Question

What are all the real zeros of y = (x - 12)^3 - 10?
A. x=3 square-root 10+12
B. x=3 square-root -10+12

Answer 1

i did this in a quick check last week to.... x.x

Answer 2

Do you know that answer? Because I got it wrong twice lol that's why there is only two options @Icedragon50

Answer 3

Can you use the equation editor to write the answers, I need to seem them clearer to give you the answer choice that is correct.

Answer 4

x=\[\sqrt[3]{10+12}\]
or
x=\[\sqrt[3]{-10+12}\]

Answer 5

@twistnflip

Answer 6

\[y=(x-12)^{3}-10\] is the equation, the other post are the answers @twistnflip

Answer 7

replace y with 0, and solve for x.

Answer 8

(when you are asked for "zeros" it is asking for x-interects....)

Answer 9

intercepts*

Answer 10

so its -10+12? @SolomonZelman

Answer 11

\(\large\color{black}{ \displaystyle y = (x - 12)^3 - 10 }\)
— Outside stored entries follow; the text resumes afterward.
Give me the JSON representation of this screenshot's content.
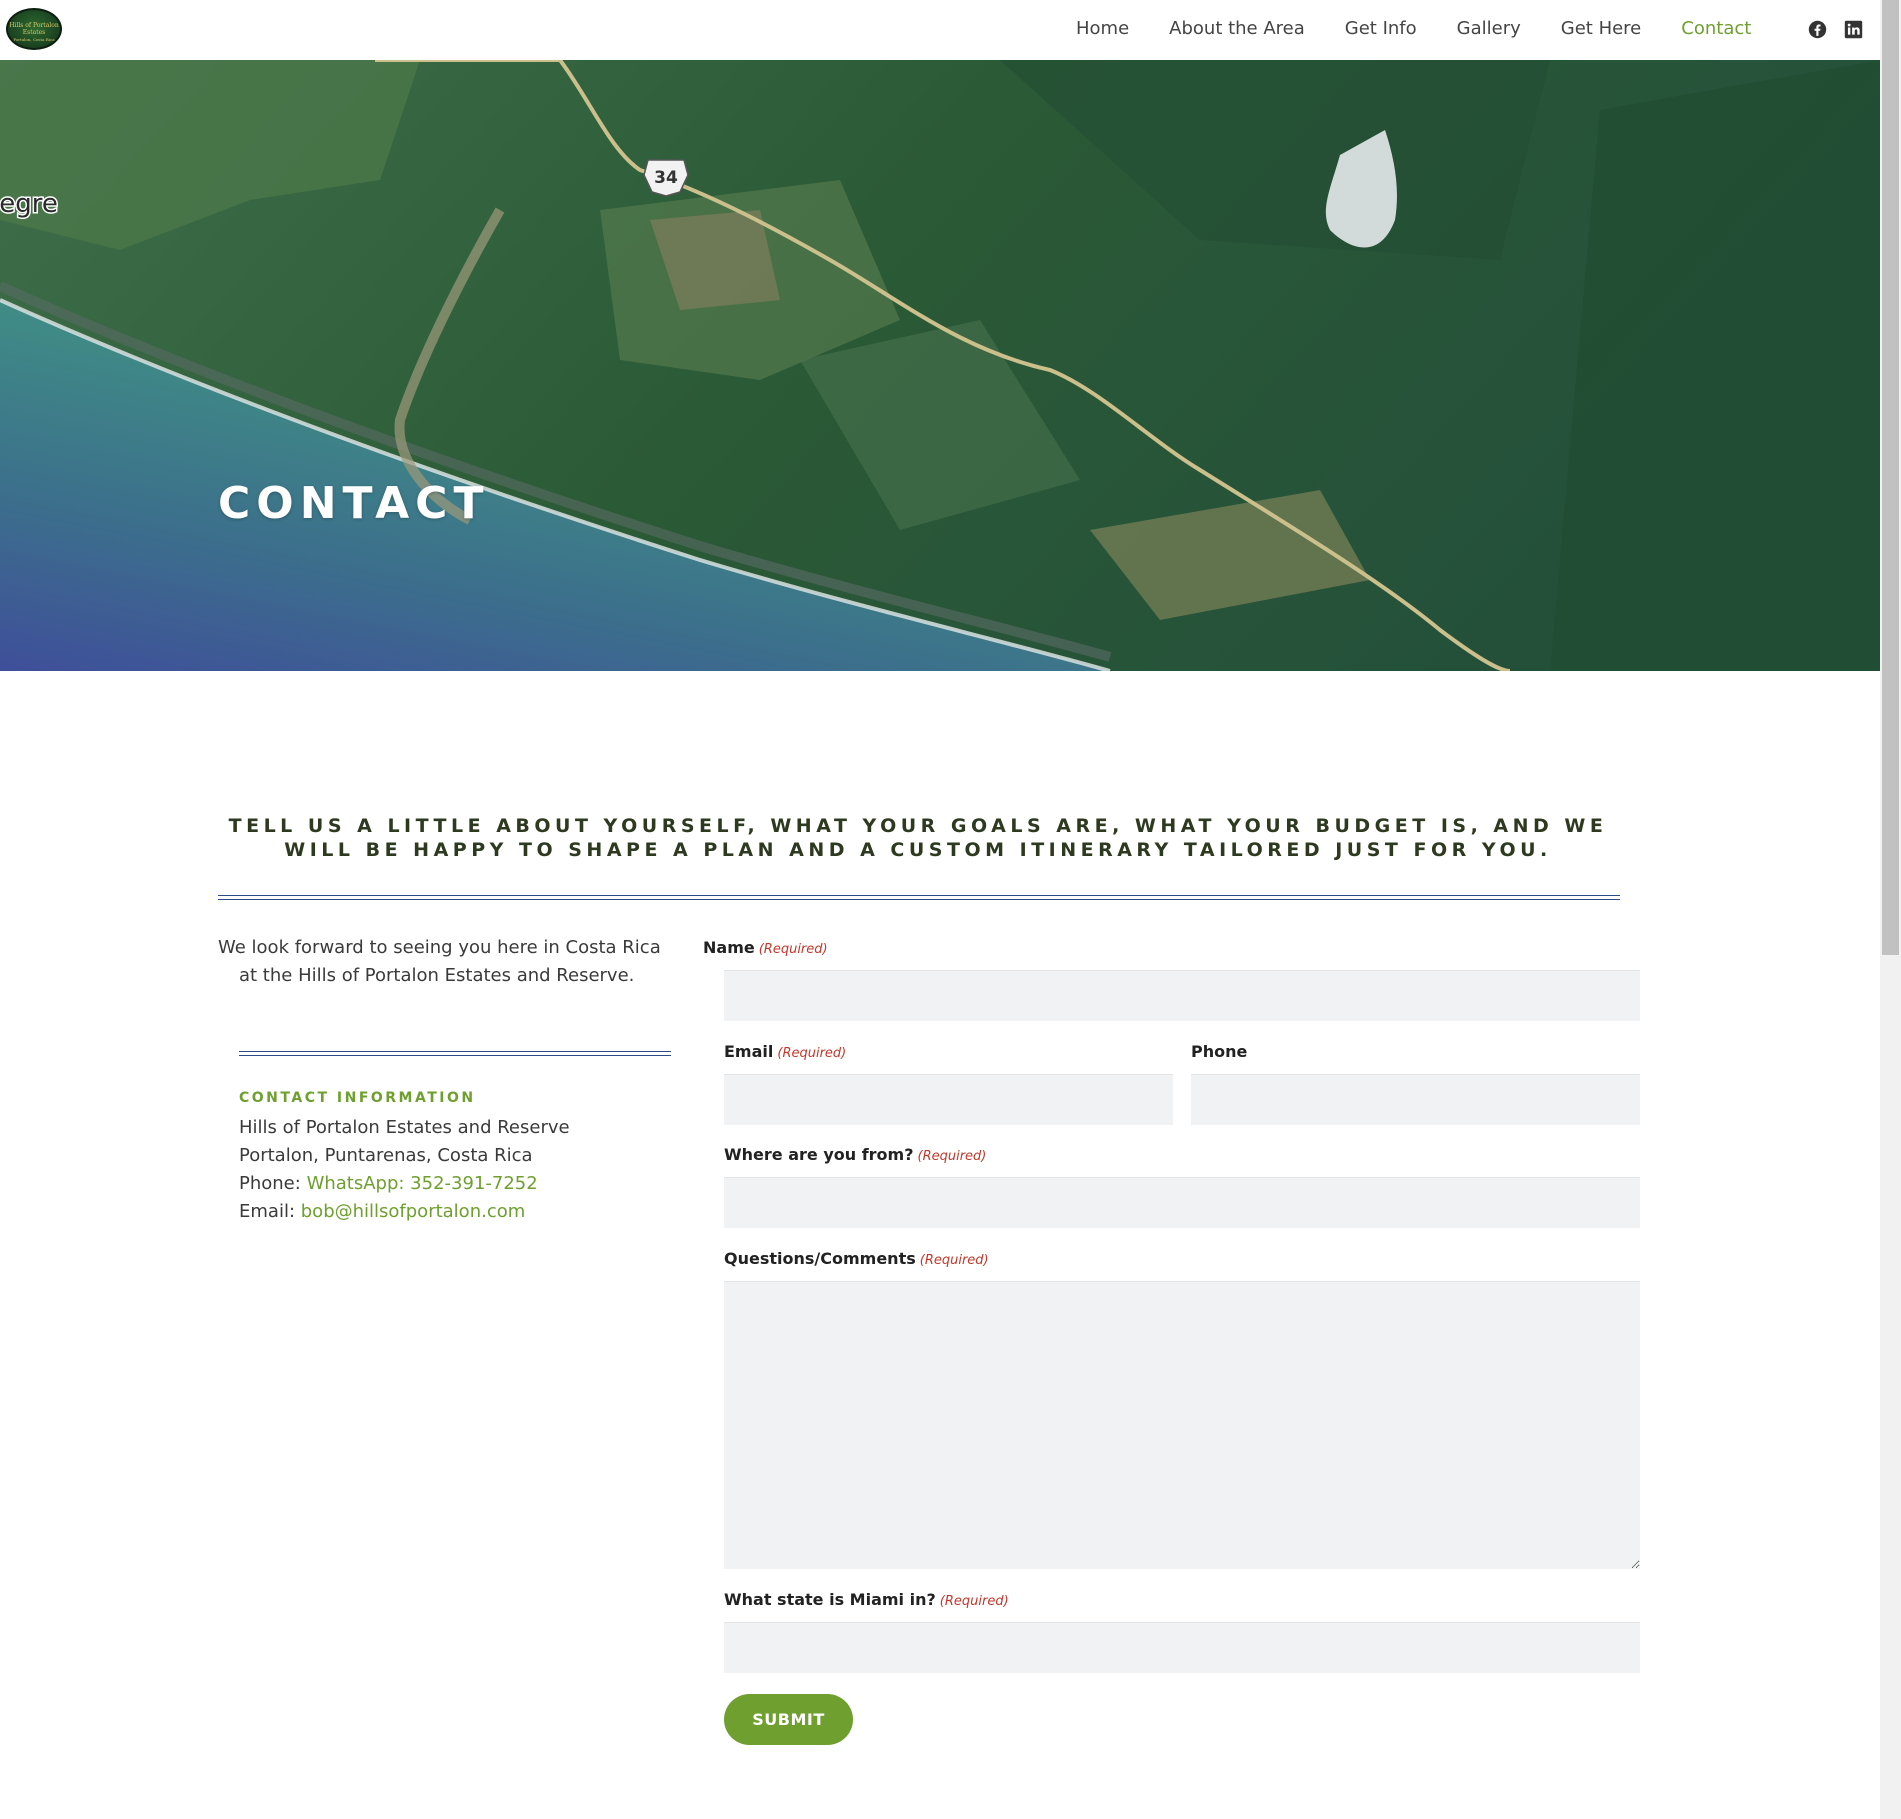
{
  "header": {
    "logo": {
      "line1": "Hills of Portalon",
      "line2": "Estates",
      "line3": "Portalon, Costa Rica"
    },
    "nav": [
      {
        "label": "Home"
      },
      {
        "label": "About the Area"
      },
      {
        "label": "Get Info"
      },
      {
        "label": "Gallery"
      },
      {
        "label": "Get Here"
      },
      {
        "label": "Contact",
        "active": true
      }
    ],
    "social": [
      {
        "icon": "facebook-icon"
      },
      {
        "icon": "linkedin-icon"
      }
    ]
  },
  "hero": {
    "title": "CONTACT",
    "map_labels": {
      "place": "legre",
      "route": "34"
    }
  },
  "tagline": "Tell us a little about yourself, what your goals are, what your budget is, and we will be happy to shape a plan and a custom itinerary tailored just for you.",
  "intro": "We look forward to seeing you here in Costa Rica at the Hills of Portalon Estates and Reserve.",
  "contact": {
    "heading": "Contact Information",
    "org": "Hills of Portalon Estates and Reserve",
    "address": "Portalon, Puntarenas, Costa Rica",
    "phone_label": "Phone:",
    "phone": "WhatsApp: 352-391-7252",
    "email_label": "Email:",
    "email": "bob@hillsofportalon.com"
  },
  "form": {
    "required_text": "(Required)",
    "fields": {
      "name": {
        "label": "Name",
        "value": ""
      },
      "email": {
        "label": "Email",
        "value": ""
      },
      "phone": {
        "label": "Phone",
        "value": ""
      },
      "from": {
        "label": "Where are you from?",
        "value": ""
      },
      "comments": {
        "label": "Questions/Comments",
        "value": ""
      },
      "captcha": {
        "label": "What state is Miami in?",
        "value": ""
      }
    },
    "submit_label": "SUBMIT"
  },
  "colors": {
    "accent": "#6e9f2f",
    "divider": "#2a4a8a",
    "heading_dark": "#2e3a1f",
    "required": "#c0392b",
    "field_bg": "#f1f2f3"
  }
}
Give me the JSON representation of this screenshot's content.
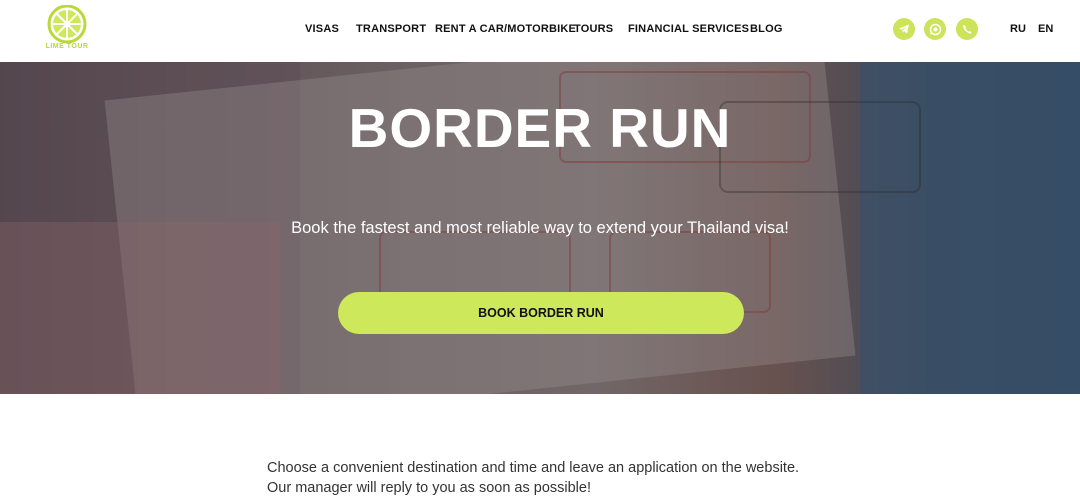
{
  "header": {
    "logo_text": "LIME TOUR",
    "nav": [
      {
        "label": "VISAS"
      },
      {
        "label": "TRANSPORT"
      },
      {
        "label": "RENT A CAR/MOTORBIKE"
      },
      {
        "label": "TOURS"
      },
      {
        "label": "FINANCIAL SERVICES"
      },
      {
        "label": "BLOG"
      }
    ],
    "social": [
      {
        "icon": "telegram-icon"
      },
      {
        "icon": "whatsapp-icon"
      },
      {
        "icon": "viber-icon"
      }
    ],
    "languages": [
      "RU",
      "EN"
    ]
  },
  "hero": {
    "title": "BORDER RUN",
    "subtitle": "Book the fastest and most reliable way to extend your Thailand visa!",
    "button_label": "BOOK BORDER RUN"
  },
  "content": {
    "intro_line1": "Choose a convenient destination and time and leave an application on the website.",
    "intro_line2": "Our manager will reply to you as soon as possible!"
  },
  "colors": {
    "accent": "#cde85a",
    "logo": "#b9d93a"
  }
}
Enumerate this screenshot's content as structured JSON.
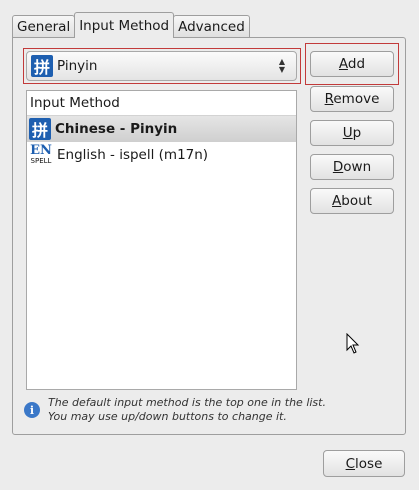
{
  "tabs": [
    {
      "label": "General"
    },
    {
      "label": "Input Method"
    },
    {
      "label": "Advanced"
    }
  ],
  "combo": {
    "selected": "Pinyin",
    "icon": "pinyin-ime-icon"
  },
  "list": {
    "header": "Input Method",
    "rows": [
      {
        "label": "Chinese - Pinyin",
        "icon": "pinyin-ime-icon",
        "selected": true
      },
      {
        "label": "English - ispell (m17n)",
        "icon": "en-spell-icon",
        "selected": false
      }
    ]
  },
  "icons": {
    "pinyin_glyph": "拼",
    "en_top": "EN",
    "en_bottom": "SPELL",
    "info_glyph": "i"
  },
  "buttons": {
    "add_pre": "",
    "add_mn": "A",
    "add_post": "dd",
    "remove_pre": "",
    "remove_mn": "R",
    "remove_post": "emove",
    "up_pre": "",
    "up_mn": "U",
    "up_post": "p",
    "down_pre": "",
    "down_mn": "D",
    "down_post": "own",
    "about_pre": "",
    "about_mn": "A",
    "about_post": "bout",
    "close_pre": "",
    "close_mn": "C",
    "close_post": "lose"
  },
  "info": {
    "line1": "The default input method is the top one in the list.",
    "line2": "You may use up/down buttons to change it."
  },
  "colors": {
    "accent": "#1e5fb0",
    "focus": "#c23a3a"
  }
}
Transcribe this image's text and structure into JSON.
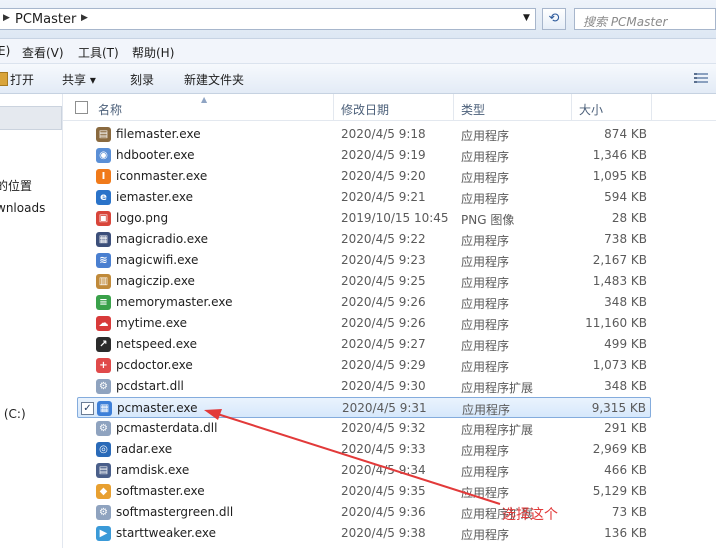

the very first step (set y=0)
\(\large\color{black}{ \displaystyle 0 = (x - 12)^3 - 10 }\)

Now, solving for x.
\(\large\color{black}{ \displaystyle 10 = (x - 12)^3 }\)
(I added 10 to both sides)

Answer 12

\(\large\color{black}{ \displaystyle \sqrt[3]{10} = x - 12 }\)

Answer 13

\(\large\color{black}{ \displaystyle \sqrt[3]{10}+12 = x }\)

Answer 14

Thank you very much! @SolomonZelman , I gave you a medal

Answer 15

I don't need medals, my profile looks suspicious because of their multiplicity\(\bf ....\)

The cube root, like any odd root is not going to have a ± sign, and this why we ended up with only 1 zero.